Bryan tried to change tactics. “Let me go. I promise I’ll vanish. I’ll leave Boston. You’ll never hear from me again. I swear. Just don’t do this. Please.”

Conrad shook his head. “I can’t.” He unlocked the door and stepped out.

Fear blossomed inside Bryan. “Don’t leave me in here like this.”

Conrad checked his watch. “Don’t worry. I’ll have them give you something to help you sleep. Tomorrow we’ll be starting you on your first round of Renovo. It should go rather quickly, since I’ve perfected the formula. We need to know everything that’s in that head of yours.”

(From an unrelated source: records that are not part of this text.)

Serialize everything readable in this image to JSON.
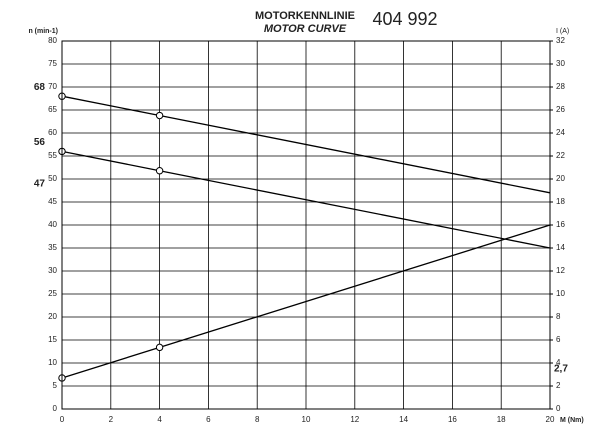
{
  "chart_data": {
    "type": "line",
    "title": "MOTORKENNLINIE",
    "subtitle": "MOTOR CURVE",
    "model": "404 992",
    "ylabel": "n (min-1)",
    "y2label": "I (A)",
    "xlabel": "M (Nm)",
    "x": [
      0,
      4,
      20
    ],
    "markers": [
      true,
      true,
      false
    ],
    "series": [
      {
        "color": "#000000",
        "values": [
          68,
          63.8,
          47
        ]
      },
      {
        "color": "#000000",
        "values": [
          56,
          51.8,
          35
        ]
      },
      {
        "color": "#000000",
        "values": [
          2.7,
          5.36,
          16
        ],
        "axis": "y2"
      }
    ],
    "xlim": [
      0,
      20
    ],
    "xticks": [
      0,
      2,
      4,
      6,
      8,
      10,
      12,
      14,
      16,
      18,
      20
    ],
    "ylim": [
      0,
      80
    ],
    "yticks": [
      0,
      5,
      10,
      15,
      20,
      25,
      30,
      35,
      40,
      45,
      50,
      55,
      60,
      65,
      70,
      75,
      80
    ],
    "y2lim": [
      0,
      32
    ],
    "y2ticks": [
      0,
      2,
      4,
      6,
      8,
      10,
      12,
      14,
      16,
      18,
      20,
      22,
      24,
      26,
      28,
      30,
      32
    ],
    "grid": true,
    "annotations": [
      {
        "text": "68",
        "value": 68,
        "axis": "y"
      },
      {
        "text": "56",
        "value": 56,
        "axis": "y"
      },
      {
        "text": "47",
        "value": 47,
        "axis": "y"
      },
      {
        "text": "2,7",
        "value": 2.7,
        "axis": "y2"
      }
    ]
  }
}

Bryan’s heart froze in terror. He didn’t want to be given Renovo.

Conrad turned back to him. “I’ll tell Lindsey you went back to Europe to paint. She’ll get over it eventually. I’m sorry, but it really is for the best.” The door closed with a definitive lock.

Bryan stood up and rushed the door. “Conrad! I won’t let you do this!” He rammed the door with his upper body again and again. His shoulder took the brunt of it.

Outside, Conrad walked away, deaf to Bryan’s screams. He stopped at the nurses’ station and smiled at the nurse on duty. “Our special patient needs something to help him sleep before his big day tomorrow.”